When we don’t pay sufficient wages to our disproportionately Black essential workforce, we rob them of their dignity and ability to afford adequate food, health care, and housing for themselves and their families.
And when local law enforcement deprives Black Americans of their most basic rights and freedoms, we allow our communities to suffer death, destruction, and the loss of trust on which our society depends.
For Brookings Metro to be a genuine partner in making cities beacons of racial justice and opportunity, we have our own work to do. To that end, we commit to the following:
- We will learn and reflect on our own privilege. We will take the time to learn about structural racism and reflect on our role as private individuals and as representatives of an influential, predominantly white institution. We will commit to being anti-racist. Resources include this powerful exploration of race in the South from our friends at the E Pluribus Unum Fund, this racial equity framework from Brookings’s Rubenstein Fellow Rashawn Ray, a new book by Metro’s own Andre Perry on the devaluation of Black communities, and these compilations of anti-racism readings suggested by Mayor Randall Woodfin of Birmingham or by my research assistant Reniya Dinkins.

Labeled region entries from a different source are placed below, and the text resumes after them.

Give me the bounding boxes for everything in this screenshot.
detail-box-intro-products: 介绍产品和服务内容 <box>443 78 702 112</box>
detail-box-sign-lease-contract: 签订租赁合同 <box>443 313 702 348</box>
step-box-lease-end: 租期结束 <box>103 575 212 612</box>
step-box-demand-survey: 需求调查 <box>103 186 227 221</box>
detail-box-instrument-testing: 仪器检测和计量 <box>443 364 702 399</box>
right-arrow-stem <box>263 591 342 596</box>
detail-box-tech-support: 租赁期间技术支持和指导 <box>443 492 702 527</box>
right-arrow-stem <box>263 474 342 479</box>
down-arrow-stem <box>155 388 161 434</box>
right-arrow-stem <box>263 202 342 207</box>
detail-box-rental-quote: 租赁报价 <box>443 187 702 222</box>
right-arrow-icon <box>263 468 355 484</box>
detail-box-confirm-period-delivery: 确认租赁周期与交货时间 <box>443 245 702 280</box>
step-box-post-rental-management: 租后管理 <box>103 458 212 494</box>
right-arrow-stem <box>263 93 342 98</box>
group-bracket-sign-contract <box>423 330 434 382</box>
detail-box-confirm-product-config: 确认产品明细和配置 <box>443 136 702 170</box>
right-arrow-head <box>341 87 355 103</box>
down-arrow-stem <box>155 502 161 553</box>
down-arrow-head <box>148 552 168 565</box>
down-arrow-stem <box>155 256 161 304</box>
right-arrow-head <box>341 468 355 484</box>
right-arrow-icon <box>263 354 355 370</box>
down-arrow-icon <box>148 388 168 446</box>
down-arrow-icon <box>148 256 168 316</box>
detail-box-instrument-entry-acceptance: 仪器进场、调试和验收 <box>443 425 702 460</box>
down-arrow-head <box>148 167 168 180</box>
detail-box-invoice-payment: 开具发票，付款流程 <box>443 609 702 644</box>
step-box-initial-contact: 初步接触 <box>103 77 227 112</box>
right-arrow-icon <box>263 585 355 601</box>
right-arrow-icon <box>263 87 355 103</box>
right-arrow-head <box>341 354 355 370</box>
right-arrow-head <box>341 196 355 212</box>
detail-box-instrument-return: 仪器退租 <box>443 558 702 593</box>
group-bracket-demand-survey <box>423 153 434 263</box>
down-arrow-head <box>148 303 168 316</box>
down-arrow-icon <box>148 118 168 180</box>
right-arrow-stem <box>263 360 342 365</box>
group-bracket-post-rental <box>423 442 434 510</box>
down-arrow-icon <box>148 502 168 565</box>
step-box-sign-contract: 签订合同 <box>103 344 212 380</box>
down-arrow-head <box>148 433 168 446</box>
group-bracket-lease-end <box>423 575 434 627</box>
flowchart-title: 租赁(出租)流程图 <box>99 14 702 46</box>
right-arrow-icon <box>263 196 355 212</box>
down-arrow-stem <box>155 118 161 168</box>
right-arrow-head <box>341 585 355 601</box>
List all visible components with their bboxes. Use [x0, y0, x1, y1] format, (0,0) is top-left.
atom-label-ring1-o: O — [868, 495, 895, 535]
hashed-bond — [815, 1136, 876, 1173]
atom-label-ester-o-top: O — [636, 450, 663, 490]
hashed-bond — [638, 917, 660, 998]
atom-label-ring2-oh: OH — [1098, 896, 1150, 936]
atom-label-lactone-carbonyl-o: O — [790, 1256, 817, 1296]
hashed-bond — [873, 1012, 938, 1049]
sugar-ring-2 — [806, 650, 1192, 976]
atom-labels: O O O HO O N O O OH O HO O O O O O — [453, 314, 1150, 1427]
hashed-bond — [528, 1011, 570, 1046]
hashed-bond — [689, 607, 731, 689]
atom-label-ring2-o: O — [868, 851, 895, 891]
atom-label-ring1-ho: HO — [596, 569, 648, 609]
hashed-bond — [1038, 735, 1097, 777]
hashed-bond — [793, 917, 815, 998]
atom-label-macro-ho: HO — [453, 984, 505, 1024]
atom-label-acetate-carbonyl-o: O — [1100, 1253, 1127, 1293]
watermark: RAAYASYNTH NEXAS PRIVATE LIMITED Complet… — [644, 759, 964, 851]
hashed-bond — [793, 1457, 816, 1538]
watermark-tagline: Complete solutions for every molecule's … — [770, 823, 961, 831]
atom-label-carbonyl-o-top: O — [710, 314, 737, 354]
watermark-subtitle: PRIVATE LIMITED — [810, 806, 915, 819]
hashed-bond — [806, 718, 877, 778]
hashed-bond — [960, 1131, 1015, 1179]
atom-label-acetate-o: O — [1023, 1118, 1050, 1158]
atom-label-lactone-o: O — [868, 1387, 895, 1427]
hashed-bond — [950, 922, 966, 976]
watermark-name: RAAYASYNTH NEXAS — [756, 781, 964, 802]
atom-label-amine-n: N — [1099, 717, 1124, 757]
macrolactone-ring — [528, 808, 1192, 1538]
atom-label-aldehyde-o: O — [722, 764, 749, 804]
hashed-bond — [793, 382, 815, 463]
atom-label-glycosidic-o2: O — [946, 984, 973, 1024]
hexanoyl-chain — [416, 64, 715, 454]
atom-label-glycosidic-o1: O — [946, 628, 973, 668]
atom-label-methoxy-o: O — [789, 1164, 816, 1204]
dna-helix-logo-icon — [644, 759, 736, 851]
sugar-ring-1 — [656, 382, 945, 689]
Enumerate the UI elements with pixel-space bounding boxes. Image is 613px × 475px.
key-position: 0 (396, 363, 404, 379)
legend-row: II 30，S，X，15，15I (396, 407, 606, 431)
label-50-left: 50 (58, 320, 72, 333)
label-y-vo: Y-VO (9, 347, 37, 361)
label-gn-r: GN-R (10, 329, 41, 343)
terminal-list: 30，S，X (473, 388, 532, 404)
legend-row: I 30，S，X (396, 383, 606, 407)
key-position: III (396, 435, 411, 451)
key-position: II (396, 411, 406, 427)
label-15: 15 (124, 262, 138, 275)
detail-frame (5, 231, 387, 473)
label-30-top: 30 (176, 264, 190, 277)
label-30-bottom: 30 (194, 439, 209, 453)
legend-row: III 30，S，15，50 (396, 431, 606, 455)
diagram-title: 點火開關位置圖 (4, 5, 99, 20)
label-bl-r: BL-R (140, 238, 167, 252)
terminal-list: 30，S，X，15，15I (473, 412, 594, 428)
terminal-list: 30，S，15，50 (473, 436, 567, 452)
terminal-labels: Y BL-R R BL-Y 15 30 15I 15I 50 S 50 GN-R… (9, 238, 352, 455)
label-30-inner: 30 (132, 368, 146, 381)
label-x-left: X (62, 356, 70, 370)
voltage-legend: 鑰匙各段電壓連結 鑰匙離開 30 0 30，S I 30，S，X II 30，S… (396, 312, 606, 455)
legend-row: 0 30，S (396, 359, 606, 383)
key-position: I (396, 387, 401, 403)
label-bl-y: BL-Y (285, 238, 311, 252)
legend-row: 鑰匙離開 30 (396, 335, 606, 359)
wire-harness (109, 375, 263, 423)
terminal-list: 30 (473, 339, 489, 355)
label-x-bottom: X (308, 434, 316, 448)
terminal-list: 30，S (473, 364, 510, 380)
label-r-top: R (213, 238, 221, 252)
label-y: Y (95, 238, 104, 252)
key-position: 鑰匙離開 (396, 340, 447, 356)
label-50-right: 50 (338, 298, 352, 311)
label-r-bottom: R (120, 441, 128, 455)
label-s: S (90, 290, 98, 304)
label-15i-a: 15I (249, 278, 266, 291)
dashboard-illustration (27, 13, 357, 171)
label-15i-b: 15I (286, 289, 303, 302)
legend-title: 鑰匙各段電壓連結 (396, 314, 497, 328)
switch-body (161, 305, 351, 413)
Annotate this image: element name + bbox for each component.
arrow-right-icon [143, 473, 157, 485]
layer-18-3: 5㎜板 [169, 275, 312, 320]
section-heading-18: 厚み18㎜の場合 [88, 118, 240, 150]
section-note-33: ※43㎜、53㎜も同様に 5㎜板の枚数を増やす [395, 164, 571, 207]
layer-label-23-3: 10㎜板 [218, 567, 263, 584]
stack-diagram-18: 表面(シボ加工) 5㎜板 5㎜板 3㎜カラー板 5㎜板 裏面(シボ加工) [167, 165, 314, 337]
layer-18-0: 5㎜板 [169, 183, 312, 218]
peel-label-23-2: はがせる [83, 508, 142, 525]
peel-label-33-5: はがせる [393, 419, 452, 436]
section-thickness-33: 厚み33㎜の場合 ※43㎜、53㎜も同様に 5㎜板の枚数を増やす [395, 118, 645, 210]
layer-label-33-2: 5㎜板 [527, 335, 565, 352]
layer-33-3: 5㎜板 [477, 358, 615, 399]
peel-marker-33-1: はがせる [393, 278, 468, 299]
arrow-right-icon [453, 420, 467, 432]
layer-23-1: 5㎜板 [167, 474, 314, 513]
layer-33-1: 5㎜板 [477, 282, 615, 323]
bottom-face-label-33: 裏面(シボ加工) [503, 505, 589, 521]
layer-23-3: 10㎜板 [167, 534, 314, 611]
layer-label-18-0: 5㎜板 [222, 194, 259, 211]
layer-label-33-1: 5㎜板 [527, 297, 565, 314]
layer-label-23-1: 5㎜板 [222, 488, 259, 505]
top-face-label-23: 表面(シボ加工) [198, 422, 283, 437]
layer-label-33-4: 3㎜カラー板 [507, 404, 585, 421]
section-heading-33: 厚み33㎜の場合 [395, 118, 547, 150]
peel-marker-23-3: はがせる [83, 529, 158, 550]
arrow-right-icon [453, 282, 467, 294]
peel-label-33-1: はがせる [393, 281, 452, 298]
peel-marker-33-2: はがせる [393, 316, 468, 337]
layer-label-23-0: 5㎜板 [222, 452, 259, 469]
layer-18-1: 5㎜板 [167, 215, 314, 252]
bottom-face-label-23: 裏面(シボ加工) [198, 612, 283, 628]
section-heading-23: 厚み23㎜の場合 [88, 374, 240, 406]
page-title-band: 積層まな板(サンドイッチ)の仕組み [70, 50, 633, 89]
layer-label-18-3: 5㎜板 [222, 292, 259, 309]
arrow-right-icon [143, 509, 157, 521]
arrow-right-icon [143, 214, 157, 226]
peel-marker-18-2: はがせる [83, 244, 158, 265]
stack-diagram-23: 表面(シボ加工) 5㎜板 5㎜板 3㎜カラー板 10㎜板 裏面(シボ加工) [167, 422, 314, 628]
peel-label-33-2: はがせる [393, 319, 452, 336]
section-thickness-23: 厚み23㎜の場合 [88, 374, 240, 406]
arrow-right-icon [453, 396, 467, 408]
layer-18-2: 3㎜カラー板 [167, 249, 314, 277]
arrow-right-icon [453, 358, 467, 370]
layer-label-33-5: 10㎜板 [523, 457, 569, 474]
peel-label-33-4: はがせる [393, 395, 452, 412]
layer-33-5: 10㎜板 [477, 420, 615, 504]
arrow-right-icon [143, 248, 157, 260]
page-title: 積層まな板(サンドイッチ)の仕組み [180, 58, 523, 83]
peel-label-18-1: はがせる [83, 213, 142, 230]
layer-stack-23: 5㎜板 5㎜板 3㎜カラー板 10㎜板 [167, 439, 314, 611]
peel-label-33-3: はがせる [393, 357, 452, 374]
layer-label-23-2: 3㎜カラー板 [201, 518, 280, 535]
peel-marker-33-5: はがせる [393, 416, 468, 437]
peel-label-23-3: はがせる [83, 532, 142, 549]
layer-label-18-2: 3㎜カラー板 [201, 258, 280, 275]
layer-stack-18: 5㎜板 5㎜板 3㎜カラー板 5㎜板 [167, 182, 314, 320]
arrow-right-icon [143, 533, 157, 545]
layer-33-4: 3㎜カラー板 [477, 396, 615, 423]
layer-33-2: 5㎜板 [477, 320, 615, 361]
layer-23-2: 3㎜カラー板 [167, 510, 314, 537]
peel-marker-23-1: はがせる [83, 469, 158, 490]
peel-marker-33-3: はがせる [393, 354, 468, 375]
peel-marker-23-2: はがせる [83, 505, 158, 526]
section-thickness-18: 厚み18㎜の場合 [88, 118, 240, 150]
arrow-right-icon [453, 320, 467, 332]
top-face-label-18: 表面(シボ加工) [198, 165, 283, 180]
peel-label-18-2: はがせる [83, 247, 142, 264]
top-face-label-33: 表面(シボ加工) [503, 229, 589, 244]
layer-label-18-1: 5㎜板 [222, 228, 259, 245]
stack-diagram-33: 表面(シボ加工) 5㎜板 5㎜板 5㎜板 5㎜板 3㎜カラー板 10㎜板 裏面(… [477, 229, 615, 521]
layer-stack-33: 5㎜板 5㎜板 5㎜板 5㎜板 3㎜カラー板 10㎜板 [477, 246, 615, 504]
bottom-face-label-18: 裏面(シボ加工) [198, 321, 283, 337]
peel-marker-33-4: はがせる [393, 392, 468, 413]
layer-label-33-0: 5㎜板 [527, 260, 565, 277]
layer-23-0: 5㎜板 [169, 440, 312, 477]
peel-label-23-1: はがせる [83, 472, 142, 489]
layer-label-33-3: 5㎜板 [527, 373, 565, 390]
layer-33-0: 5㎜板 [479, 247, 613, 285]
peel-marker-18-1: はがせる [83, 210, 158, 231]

- We will use our platform to center and uplift Black voices. We will share our platform with Black partners and their organizations so their leadership and expertise can visibly shape broader change. We are proud to stand with Tawanna Black of Minneapolis-St. Paul (who has issued her own powerful call to action), Pamela Lewis and Anika Goss of Detroit, Rodney Sampson of Atlanta’s Opportunity Hub, and others we have been fortunate to follow. We will incorporate their vision in our work and ask them to hold us accountable.
- We will commit our talent to shaping anti-racist policies and practices. We will evaluate how existing narratives, systems, and policies reinforce the status quo, and will proactively dismantle or overhaul them. Some recent pieces by Brookings experts offer suggestions for policing reforms, reparations, and what mayors and governors can do now to tackle racism.
- We will accelerate adoption of diversity, equity, and inclusion goals in our operations. We have started capitalizing Black in our writings and set DEI goals in our HR practices, staff professional development, research agenda, outreach and local engagements, and culture of respect and collegiality. We must accelerate these efforts and interrogate our progress.
In his Letter from Birmingham City Jail, Dr. Martin Luther King, Jr lamented, “I have been gravely disappointed with the white moderate. I have almost reached the regrettable conclusion that the Negro's great stumbling block in his stride toward freedom is not the White Citizen's Counciler or the Ku Klux Klanner, but the white moderate, who is more devoted to ‘order’ than to justice; who prefers a negative peace which is the absence of tension to a positive peace which is the presence of justice; who constantly says: ‘I agree with you in the goal you seek, but I cannot agree with your methods of direct action’…Shallow understanding from people of good will is more frustrating than absolute misunderstanding from people of ill will. Lukewarm acceptance is much more bewildering than outright rejection.”
It is a sobering rebuke that “lukewarm" alliances have prevailed thus far. Today is truly a day to change. Today is the day to vigorously commit to partner with our Black and non-Black colleagues to the presence of justice. And today is the day we should be judged by what we do now with this moment. I hope you join us in this fight for justice.